No, the entire history of social media has been low-cost entrants capturing market share from existing giants.

I'm definitely dating myself here, but Livejournal, Blogger, Myspace, Frienster, DailyBooth, Friendfeed, Yikyak, Snap, Vine, were all once the dominant social media website before losing to new entrants.

Facebook was started in a college dorm room. Twitter launched as an employee's side project. Instagram began with two roommates sharing an apartment. WhatsApp began as one guy.

These success stories don’t prove that it’s feasible to create a widely used social network, just that it’s possible. And that’s a pretty obvious statement, seeing that widely used social networks exist at all. What’s important is how many failures are there?

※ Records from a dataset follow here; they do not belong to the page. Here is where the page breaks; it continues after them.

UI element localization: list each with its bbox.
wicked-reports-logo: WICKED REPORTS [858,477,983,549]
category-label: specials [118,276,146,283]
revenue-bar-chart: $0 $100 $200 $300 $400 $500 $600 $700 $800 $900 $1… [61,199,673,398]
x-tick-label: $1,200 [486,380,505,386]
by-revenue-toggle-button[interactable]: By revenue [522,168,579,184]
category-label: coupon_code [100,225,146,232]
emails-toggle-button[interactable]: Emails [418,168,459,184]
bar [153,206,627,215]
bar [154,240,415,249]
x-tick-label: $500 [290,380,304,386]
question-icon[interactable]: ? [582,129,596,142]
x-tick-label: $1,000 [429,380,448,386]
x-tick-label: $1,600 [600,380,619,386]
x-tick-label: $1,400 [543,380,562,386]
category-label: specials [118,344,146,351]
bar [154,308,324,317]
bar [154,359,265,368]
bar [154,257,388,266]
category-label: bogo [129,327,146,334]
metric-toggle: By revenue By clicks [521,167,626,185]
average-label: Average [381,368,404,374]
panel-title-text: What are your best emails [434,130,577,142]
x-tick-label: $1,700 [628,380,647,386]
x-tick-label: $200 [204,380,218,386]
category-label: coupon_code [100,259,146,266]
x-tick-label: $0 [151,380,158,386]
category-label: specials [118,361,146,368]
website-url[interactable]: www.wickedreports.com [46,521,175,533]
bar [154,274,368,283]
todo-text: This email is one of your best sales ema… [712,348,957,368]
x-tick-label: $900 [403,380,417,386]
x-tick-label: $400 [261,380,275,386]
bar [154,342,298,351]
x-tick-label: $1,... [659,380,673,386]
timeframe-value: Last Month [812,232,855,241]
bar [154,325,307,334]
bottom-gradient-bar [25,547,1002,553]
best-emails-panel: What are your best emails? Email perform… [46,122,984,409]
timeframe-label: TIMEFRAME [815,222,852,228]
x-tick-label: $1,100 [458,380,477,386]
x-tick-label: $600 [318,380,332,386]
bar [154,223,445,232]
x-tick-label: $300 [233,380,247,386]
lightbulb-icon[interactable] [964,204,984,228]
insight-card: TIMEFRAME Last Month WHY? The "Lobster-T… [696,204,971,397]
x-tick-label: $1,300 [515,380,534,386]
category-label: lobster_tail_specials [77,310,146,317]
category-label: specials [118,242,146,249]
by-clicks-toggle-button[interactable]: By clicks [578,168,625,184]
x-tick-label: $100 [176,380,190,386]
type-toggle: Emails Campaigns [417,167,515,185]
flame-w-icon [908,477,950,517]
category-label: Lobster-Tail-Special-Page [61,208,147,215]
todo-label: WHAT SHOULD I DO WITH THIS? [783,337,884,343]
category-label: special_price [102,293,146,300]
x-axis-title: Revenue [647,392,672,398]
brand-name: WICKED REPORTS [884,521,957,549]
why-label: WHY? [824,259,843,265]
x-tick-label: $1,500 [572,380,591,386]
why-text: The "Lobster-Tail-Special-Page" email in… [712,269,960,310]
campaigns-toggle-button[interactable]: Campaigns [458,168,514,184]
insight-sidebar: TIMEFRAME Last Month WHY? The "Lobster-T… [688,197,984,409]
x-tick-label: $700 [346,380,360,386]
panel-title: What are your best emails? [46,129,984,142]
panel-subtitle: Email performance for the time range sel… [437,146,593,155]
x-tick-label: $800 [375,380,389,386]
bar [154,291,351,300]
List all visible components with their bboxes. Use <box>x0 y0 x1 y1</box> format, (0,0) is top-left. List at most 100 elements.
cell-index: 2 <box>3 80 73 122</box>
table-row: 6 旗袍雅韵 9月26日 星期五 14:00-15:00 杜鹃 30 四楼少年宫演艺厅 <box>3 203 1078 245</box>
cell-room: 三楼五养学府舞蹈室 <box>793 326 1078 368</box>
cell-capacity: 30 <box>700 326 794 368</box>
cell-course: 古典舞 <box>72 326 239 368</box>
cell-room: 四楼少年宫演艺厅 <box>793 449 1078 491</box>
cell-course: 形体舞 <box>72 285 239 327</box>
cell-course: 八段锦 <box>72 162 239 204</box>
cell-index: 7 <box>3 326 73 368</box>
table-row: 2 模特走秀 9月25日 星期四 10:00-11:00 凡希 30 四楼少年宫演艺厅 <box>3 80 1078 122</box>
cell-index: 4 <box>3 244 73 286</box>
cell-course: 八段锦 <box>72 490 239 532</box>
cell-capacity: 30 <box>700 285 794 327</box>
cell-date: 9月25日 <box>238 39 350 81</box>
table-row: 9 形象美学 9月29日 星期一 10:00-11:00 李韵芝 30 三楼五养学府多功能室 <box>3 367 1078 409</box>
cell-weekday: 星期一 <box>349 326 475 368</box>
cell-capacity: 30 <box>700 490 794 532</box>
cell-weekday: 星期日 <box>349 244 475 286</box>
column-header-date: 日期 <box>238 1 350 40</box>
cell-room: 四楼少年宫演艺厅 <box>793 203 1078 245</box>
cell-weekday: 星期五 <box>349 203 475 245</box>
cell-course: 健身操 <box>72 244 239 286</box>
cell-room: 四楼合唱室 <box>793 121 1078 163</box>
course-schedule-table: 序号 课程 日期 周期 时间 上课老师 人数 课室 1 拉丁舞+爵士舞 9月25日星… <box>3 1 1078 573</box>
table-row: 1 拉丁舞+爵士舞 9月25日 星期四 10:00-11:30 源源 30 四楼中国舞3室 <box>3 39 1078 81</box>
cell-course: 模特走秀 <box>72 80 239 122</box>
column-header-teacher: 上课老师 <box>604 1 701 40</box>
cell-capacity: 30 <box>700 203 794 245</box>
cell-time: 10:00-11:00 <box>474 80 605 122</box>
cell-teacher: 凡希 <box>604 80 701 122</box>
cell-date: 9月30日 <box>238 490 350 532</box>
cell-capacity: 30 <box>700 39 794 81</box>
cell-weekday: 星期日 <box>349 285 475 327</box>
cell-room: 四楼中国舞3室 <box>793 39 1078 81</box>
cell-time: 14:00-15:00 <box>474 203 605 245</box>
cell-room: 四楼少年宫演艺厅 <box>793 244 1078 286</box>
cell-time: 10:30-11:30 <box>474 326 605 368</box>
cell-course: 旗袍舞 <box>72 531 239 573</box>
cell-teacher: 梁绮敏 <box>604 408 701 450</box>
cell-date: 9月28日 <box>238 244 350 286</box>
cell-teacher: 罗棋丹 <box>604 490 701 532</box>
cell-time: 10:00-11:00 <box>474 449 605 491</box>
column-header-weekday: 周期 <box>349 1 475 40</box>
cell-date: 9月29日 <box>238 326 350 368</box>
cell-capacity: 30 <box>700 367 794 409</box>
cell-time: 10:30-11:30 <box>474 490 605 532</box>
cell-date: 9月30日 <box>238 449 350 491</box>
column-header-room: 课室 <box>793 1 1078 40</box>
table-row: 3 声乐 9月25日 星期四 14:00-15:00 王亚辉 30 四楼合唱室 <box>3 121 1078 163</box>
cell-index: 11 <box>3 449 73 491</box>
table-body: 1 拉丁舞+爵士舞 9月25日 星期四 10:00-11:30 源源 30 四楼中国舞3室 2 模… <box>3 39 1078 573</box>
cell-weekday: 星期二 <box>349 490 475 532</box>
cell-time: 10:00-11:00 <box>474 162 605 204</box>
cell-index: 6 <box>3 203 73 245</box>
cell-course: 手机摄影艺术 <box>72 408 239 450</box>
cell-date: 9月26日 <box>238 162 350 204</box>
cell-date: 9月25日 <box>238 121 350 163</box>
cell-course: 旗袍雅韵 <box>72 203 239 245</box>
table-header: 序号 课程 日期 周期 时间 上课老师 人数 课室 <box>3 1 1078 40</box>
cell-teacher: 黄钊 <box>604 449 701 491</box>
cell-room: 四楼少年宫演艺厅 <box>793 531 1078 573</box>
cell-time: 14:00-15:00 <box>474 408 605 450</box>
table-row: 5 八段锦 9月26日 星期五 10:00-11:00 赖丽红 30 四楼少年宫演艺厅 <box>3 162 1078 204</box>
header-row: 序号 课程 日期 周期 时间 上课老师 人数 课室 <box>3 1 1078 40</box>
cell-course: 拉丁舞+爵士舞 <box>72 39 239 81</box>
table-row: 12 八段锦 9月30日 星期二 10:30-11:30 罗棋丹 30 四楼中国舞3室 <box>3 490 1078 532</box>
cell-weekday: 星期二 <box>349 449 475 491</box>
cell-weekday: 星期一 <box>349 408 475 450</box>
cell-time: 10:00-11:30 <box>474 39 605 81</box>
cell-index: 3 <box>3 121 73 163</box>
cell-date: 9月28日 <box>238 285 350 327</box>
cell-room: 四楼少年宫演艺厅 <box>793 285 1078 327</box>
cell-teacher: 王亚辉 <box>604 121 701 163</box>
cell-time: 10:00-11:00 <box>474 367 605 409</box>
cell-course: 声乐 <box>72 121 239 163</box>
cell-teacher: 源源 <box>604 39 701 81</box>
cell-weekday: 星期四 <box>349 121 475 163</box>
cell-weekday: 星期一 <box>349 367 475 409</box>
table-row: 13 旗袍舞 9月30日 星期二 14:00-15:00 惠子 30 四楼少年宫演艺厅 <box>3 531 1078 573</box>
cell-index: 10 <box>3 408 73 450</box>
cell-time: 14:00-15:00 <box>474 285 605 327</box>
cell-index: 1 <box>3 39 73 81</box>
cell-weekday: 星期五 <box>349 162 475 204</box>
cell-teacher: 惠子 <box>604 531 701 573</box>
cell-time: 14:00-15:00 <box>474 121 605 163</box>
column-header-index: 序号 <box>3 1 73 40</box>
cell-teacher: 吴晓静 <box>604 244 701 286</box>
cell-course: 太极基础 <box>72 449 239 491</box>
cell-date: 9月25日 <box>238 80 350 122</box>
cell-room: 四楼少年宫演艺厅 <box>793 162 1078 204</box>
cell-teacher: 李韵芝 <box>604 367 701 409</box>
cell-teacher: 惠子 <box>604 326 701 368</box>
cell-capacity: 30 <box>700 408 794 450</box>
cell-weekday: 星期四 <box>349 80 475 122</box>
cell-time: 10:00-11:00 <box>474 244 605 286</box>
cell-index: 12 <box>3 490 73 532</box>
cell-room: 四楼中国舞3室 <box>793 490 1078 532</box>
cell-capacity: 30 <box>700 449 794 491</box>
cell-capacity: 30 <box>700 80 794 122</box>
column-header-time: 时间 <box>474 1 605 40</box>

There’s no physical issue preventing competition like with power companies, but to a social media startup, getting enough users is a similarly hard challenge as constructing a new power grid.

And you’re not actually a social network until you reach some critical mass of users. The cost of entering the market is low as you point out, but that doesn’t imply that you can realistically compete. So I think it’s fair to call social networks a natural monopoly. Even if they don’t strictly fit the definition they’re still monopolies in practice.